Heute arbeitet Prigge als Projektassistent bei der Interessengemeinschaft Selbstbestimmt Leben e.V. (ISL). Juliane Harms vom ISL-Vorstand hat längst einen ideologischen Trend ausgemacht. „Erster Arbeitsmarkt? Du bist behindert. Du gehst in die Werkstatt. Du bist keine Fachkraft“, bringt Harms Denkweisen auf den Punkt, die ihr gegen den Strich gehen.

Inklusion an Schulen: Gut gedacht, schlecht gemacht?

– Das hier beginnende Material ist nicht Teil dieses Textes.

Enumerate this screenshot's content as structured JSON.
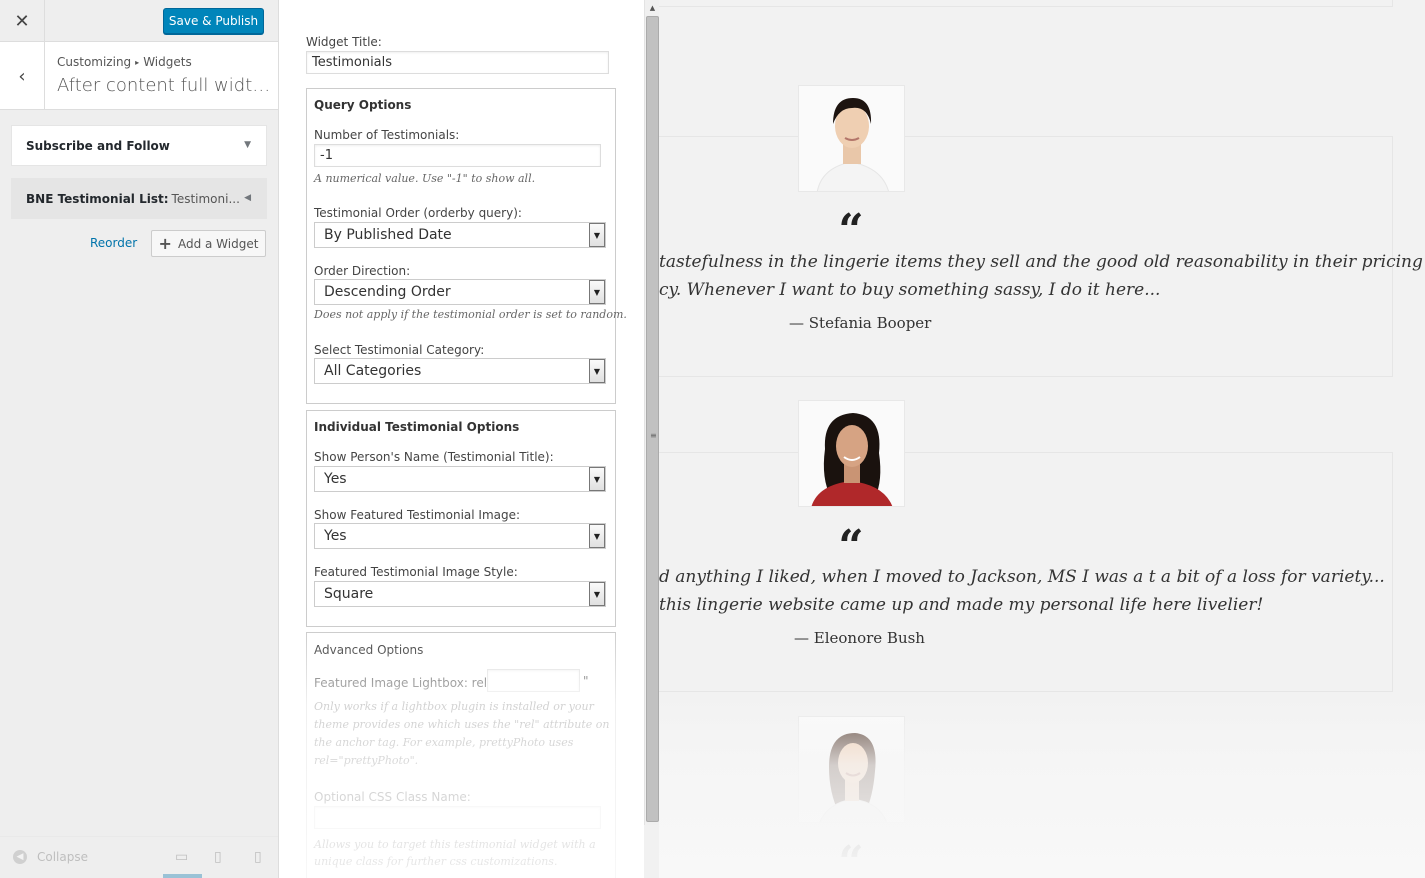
{
  "topbar": {
    "close_icon": "close-icon",
    "save_label": "Save & Publish"
  },
  "section": {
    "breadcrumb_parent": "Customizing",
    "breadcrumb_child": "Widgets",
    "title": "After content full width ..."
  },
  "widgets": {
    "items": [
      {
        "title": "Subscribe and Follow",
        "subtitle": ""
      },
      {
        "title": "BNE Testimonial List:",
        "subtitle": "Testimoni..."
      }
    ],
    "reorder_label": "Reorder",
    "add_widget_label": "Add a Widget"
  },
  "footer": {
    "collapse_label": "Collapse"
  },
  "form": {
    "widget_title_label": "Widget Title:",
    "widget_title_value": "Testimonials",
    "query": {
      "legend": "Query Options",
      "number_label": "Number of Testimonials:",
      "number_value": "-1",
      "number_hint": "A numerical value. Use \"-1\" to show all.",
      "order_label": "Testimonial Order (orderby query):",
      "order_value": "By Published Date",
      "direction_label": "Order Direction:",
      "direction_value": "Descending Order",
      "direction_hint": "Does not apply if the testimonial order is set to random.",
      "category_label": "Select Testimonial Category:",
      "category_value": "All Categories"
    },
    "individual": {
      "legend": "Individual Testimonial Options",
      "name_label": "Show Person's Name (Testimonial Title):",
      "name_value": "Yes",
      "image_label": "Show Featured Testimonial Image:",
      "image_value": "Yes",
      "style_label": "Featured Testimonial Image Style:",
      "style_value": "Square"
    },
    "advanced": {
      "legend": "Advanced Options",
      "lightbox_label": "Featured Image Lightbox: rel=\"",
      "lightbox_suffix": "\"",
      "lightbox_hint_1": "Only works if a lightbox plugin is installed or your",
      "lightbox_hint_2": "theme provides one which uses the \"rel\" attribute on",
      "lightbox_hint_3": "the anchor tag. For example, prettyPhoto uses",
      "lightbox_hint_4": "rel=\"prettyPhoto\".",
      "css_label": "Optional CSS Class Name:",
      "css_hint_1": "Allows you to target this testimonial widget with a",
      "css_hint_2": "unique class for further css customizations."
    }
  },
  "preview": {
    "quote_glyph": "“",
    "testimonials": [
      {
        "line1": "tastefulness in the lingerie items they sell and the good old reasonability in their pricing",
        "line2": "cy. Whenever I want to buy something sassy, I do it here...",
        "author": "— Stefania Booper"
      },
      {
        "line1": "d anything I liked, when I moved to Jackson, MS I was a t a bit of a loss for variety...",
        "line2": "this lingerie website came up and made my personal life here livelier!",
        "author": "— Eleonore Bush"
      },
      {
        "line1": "",
        "line2": "",
        "author": ""
      }
    ]
  },
  "colors": {
    "accent": "#0085ba",
    "link": "#0073aa"
  }
}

Der Inklusion an Schulen stellt sie ein schlechtes Zeugnis aus. „Die Lehrer sind überfordert, weil zu viel gespart und nicht individuell gedacht wird“, sagt Harms. Die ISL wolle „echte Inklusion, in der alle miteinander lernen“. Sie befürchtet allerdings „Streichungen von Geld im sozialen Bereich und den sukzessiven Rückbau von Errungenschaften“. Das befürchtet Harms nicht nur mit einer starken AfD, sondern auch mit einer CDU in Regierungsverantwortung.

Vor allem aber der Umgang der AfD mit behinderten Menschen und der Inklusion hatte in den vergangenen Monaten und Jahren immer wieder zu Entsetzen bei Sozialverbänden und Institutionen wie der Caritas, dem Sozialverband VdK, der Lebenshilfe oder Aktion Mensch geführt.